Bell will speak at 7 p.m. Feb. 22 in Dahl Chapel and Auditorium on the topic of “How to Be a Good Ally.” Her talk is free and open to the public. For at least one member of the audience, it will not be their first time hearing Bell.

“Black History Month is about education, as well as understanding and support,” said Monmouth Assistant Director of Campus Events Meredith McGary. “Ebone Bell is a speaker I have seen before, and she does an amazing job of meeting everyone where they are, using history to inspire action, and challenging everyone to do better. Being an ally, and specifically a good and intentional ally, is so important for our students, and for the world.”

The message that audience members will hear, in part, concerns how they can show up as an ally, not only during social justice movements, but also in everyday life.

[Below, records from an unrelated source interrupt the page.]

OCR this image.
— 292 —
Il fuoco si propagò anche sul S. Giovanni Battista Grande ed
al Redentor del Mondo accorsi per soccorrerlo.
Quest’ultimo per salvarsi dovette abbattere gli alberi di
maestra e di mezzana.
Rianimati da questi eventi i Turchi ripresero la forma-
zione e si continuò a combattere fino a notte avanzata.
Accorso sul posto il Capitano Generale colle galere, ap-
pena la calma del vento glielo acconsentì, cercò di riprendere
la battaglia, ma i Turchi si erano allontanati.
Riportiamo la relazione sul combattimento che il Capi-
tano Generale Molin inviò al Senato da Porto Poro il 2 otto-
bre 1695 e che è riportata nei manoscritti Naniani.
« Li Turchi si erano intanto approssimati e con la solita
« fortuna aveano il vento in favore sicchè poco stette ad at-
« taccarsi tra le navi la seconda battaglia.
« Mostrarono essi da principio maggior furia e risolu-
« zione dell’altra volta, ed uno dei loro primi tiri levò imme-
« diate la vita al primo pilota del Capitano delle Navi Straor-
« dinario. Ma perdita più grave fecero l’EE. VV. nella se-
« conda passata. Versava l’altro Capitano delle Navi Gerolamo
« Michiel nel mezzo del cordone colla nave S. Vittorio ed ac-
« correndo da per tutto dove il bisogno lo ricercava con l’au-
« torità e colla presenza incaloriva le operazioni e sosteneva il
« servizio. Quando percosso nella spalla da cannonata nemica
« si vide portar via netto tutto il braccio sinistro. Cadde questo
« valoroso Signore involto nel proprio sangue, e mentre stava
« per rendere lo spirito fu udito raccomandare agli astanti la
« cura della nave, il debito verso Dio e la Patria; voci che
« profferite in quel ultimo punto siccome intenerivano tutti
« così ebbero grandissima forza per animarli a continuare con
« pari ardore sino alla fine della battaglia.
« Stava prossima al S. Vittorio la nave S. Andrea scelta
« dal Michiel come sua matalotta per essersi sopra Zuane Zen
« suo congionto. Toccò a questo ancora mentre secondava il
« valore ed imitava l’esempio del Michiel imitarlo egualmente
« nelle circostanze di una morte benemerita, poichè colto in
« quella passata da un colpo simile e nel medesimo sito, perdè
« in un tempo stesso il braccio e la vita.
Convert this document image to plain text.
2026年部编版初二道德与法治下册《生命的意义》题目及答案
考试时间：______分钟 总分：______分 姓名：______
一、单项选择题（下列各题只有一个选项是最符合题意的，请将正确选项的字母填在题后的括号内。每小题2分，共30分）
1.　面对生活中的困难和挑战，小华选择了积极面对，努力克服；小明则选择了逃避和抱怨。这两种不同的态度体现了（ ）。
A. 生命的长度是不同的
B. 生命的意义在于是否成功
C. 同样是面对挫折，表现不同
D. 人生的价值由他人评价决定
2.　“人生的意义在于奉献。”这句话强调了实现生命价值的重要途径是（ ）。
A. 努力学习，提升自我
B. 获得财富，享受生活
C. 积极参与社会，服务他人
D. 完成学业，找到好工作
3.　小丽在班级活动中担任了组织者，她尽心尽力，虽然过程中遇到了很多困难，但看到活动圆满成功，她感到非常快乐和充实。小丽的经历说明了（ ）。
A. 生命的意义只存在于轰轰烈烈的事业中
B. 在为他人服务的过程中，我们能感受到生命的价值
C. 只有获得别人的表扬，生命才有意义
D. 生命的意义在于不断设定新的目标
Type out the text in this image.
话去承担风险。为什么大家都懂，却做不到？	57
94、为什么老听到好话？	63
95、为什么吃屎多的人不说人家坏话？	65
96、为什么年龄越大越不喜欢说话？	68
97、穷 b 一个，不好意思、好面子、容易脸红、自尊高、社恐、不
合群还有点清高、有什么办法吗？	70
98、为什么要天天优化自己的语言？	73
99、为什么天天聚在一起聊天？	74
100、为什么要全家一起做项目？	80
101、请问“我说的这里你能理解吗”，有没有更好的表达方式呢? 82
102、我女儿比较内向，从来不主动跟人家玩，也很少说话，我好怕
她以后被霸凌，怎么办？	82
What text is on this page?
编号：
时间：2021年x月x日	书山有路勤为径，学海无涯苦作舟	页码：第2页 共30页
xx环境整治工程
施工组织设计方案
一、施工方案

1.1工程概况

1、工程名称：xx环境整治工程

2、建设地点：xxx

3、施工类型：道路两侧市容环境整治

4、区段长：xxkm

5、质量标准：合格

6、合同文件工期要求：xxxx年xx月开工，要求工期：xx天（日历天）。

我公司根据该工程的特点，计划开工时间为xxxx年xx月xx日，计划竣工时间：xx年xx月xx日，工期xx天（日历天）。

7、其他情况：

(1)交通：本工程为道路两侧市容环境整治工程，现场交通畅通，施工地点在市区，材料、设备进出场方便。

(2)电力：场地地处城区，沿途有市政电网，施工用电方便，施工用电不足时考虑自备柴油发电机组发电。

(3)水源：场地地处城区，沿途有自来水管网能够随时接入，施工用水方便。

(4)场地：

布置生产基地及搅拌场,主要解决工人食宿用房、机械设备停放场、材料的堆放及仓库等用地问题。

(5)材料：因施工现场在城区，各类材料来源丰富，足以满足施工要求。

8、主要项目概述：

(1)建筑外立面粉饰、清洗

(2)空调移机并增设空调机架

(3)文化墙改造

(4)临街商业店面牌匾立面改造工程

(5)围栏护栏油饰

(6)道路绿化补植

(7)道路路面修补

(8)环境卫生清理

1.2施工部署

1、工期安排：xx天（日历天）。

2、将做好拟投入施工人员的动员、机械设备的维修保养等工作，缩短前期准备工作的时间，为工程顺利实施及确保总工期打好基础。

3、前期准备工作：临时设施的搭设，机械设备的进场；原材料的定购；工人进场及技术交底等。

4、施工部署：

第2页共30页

Bell is the founder and former editor of Tagg magazine, an award-winning print publication and media company dedicated to serving LGBTQ women across the nation. For her contributions, Forbes magazine featured her as an “Inspiring Black Entrepreneur Changing Our World,” reflecting her commitment to creating meaningful change.

A dynamic leadership and diversity, equity and inclusion keynote speaker, Bell has delivered presentations at institutions such as Microsoft, Deloitte and Edward Jones and at universities including Kent State, Penn State and Rochester Institute of Technology.

Other February events

Other Black History Month events at Monmouth will include a Feb. 8 screening and discussion of the documentary film Dreamland: The Burning of Black Wall Street. The 2021 film, which will be shown at 7:30 p.m. in the Pattee Auditorium on the lower level of the Center for Science and Business, follows the cultural renaissance in the Tulsa, Oklahoma, district, and investigates the Tulsa race massacre that occurred a century earlier.

A Monmouth College connection to the topic is 1991 graduate Ray Doswell, who serves as executive director of Greenwood Rising, an award-winning history center that tells the story of Tulsa’s historic Greenwood District. Previously, Doswell had a similar role at the Negro Leagues Baseball Museum in Kansas City.

On Feb. 19 at 7:30 p.m., a Black History Month game night featuring food and prizes will be held in Mellinger Commons, which is also on the lower level of the Center for Science and Business.

Throughout the month of February, Hewes Library will have a special display of Black literature.

The sponsors for this year’s Black History Month events include the Office of Equity and Well-Being, Raices, the Association for Student Activity Programming, the Chaplain’s Office, the Champion Miller Center for Equity, Inclusion & Community, the Interfraternity Council, and the Panhellenic Council.